Researchers from Penn’s School of Engineering and Applied Science warn against an entirely new threat to computer security: peripheral devices—such as keyboards, mice or microphones—which could be physically bugged in an attempt to steal data. Penn graduate student Gaurav Shah has identified a class of devices that could covertly transmit data across an existing network connection without the user’s knowledge.

They are called JitterBugs, named by Dr. Matthew Blaze, associate professor of computer and information science, for both the way they transmit stolen data in “jittery” chunks by adding nearly imperceptible processing delays after a keystroke and for the “jitters” such a bug could inspire in anyone with secure data to safeguard.

“This is spy stuff. Someone would need physical access to your keyboard to place a JitterBug device, but it could be quite easy to hide such a bug in plain sight among cables or even replace a keyboard with a bugged version,” said Mr. Shah, a graduate student in the department of computer and information science. “Although we do not have evidence that anyone has actually been using JitterBugs, our message is that if we were able to build one, so could other, less scrupulous people.”

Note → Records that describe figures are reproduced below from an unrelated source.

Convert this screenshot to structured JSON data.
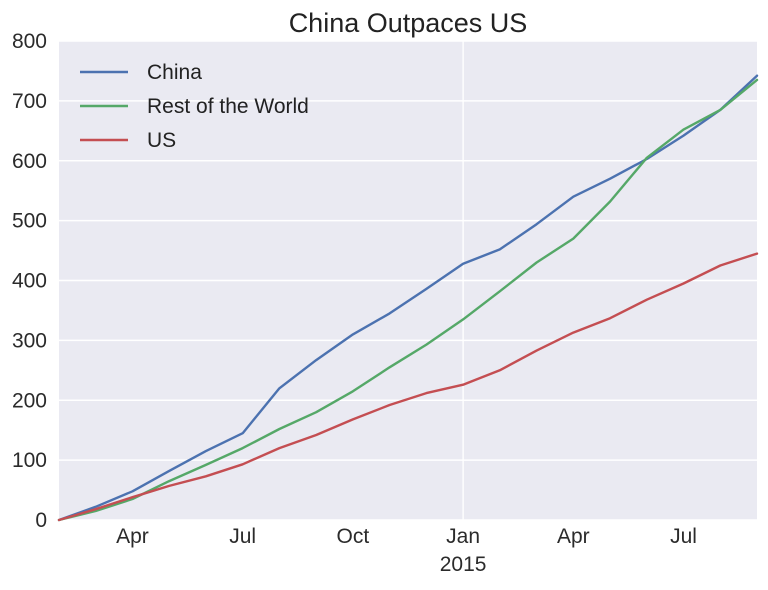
{
  "chart_data": {
    "type": "line",
    "title": "China Outpaces US",
    "xlabel": "",
    "ylabel": "",
    "x": [
      "2014-02",
      "2014-03",
      "2014-04",
      "2014-05",
      "2014-06",
      "2014-07",
      "2014-08",
      "2014-09",
      "2014-10",
      "2014-11",
      "2014-12",
      "2015-01",
      "2015-02",
      "2015-03",
      "2015-04",
      "2015-05",
      "2015-06",
      "2015-07",
      "2015-08",
      "2015-09"
    ],
    "xlim": [
      "2014-02",
      "2015-09"
    ],
    "ylim": [
      0,
      800
    ],
    "yticks": [
      0,
      100,
      200,
      300,
      400,
      500,
      600,
      700,
      800
    ],
    "xticks": [
      {
        "date": "2014-04",
        "label": "Apr",
        "sublabel": ""
      },
      {
        "date": "2014-07",
        "label": "Jul",
        "sublabel": ""
      },
      {
        "date": "2014-10",
        "label": "Oct",
        "sublabel": ""
      },
      {
        "date": "2015-01",
        "label": "Jan",
        "sublabel": "2015"
      },
      {
        "date": "2015-04",
        "label": "Apr",
        "sublabel": ""
      },
      {
        "date": "2015-07",
        "label": "Jul",
        "sublabel": ""
      }
    ],
    "vline_at": "2015-01",
    "grid": true,
    "legend_position": "top-left",
    "series": [
      {
        "name": "China",
        "color": "#4c72b0",
        "values": [
          0,
          22,
          48,
          82,
          115,
          145,
          220,
          267,
          310,
          345,
          386,
          428,
          452,
          494,
          540,
          570,
          603,
          642,
          685,
          742
        ]
      },
      {
        "name": "Rest of the World",
        "color": "#55a868",
        "values": [
          0,
          15,
          35,
          65,
          92,
          120,
          152,
          180,
          215,
          255,
          293,
          335,
          382,
          430,
          470,
          532,
          605,
          652,
          685,
          735
        ]
      },
      {
        "name": "US",
        "color": "#c44e52",
        "values": [
          0,
          18,
          38,
          57,
          73,
          93,
          120,
          142,
          168,
          192,
          212,
          226,
          250,
          283,
          313,
          337,
          368,
          395,
          425,
          445
        ]
      }
    ]
  }
}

JitterBug devices only need to be installed. The device itself sends the collected information through any interactive software application where there is a correlation between keyboard activity and network activity, such as instant messaging, SSH or remote desktop applications. The bug leaks the stolen data through short, virtually unnoticeable delays added every time the user presses a key.

Anytime the user surfs the web, sends an e-mail or instant messages someone, an implanted JitterBug could be timed to open a covert jitter channel to send stolen data. According to Mr. Shah, a JitterBug could not log and transmit every touch of the key due to limited storage space on the device, but it could be primed to record a keystroke with a particular trigger.

According to Mr. Shah, the channel through which the JitterBug transmits data is also the point where it could be most easily detected and countered.

“We normally do not think of our keyboard and input devices as being something that needs to be secured; however, our research shows that if people really wanted to secure a system, they would also need to make sure that these devices can be trusted,” Mr. Shah said. “Unless they are particularly paranoid, however, the average person does not need to worry about spies breaking into their homes and installing JitterBugs.”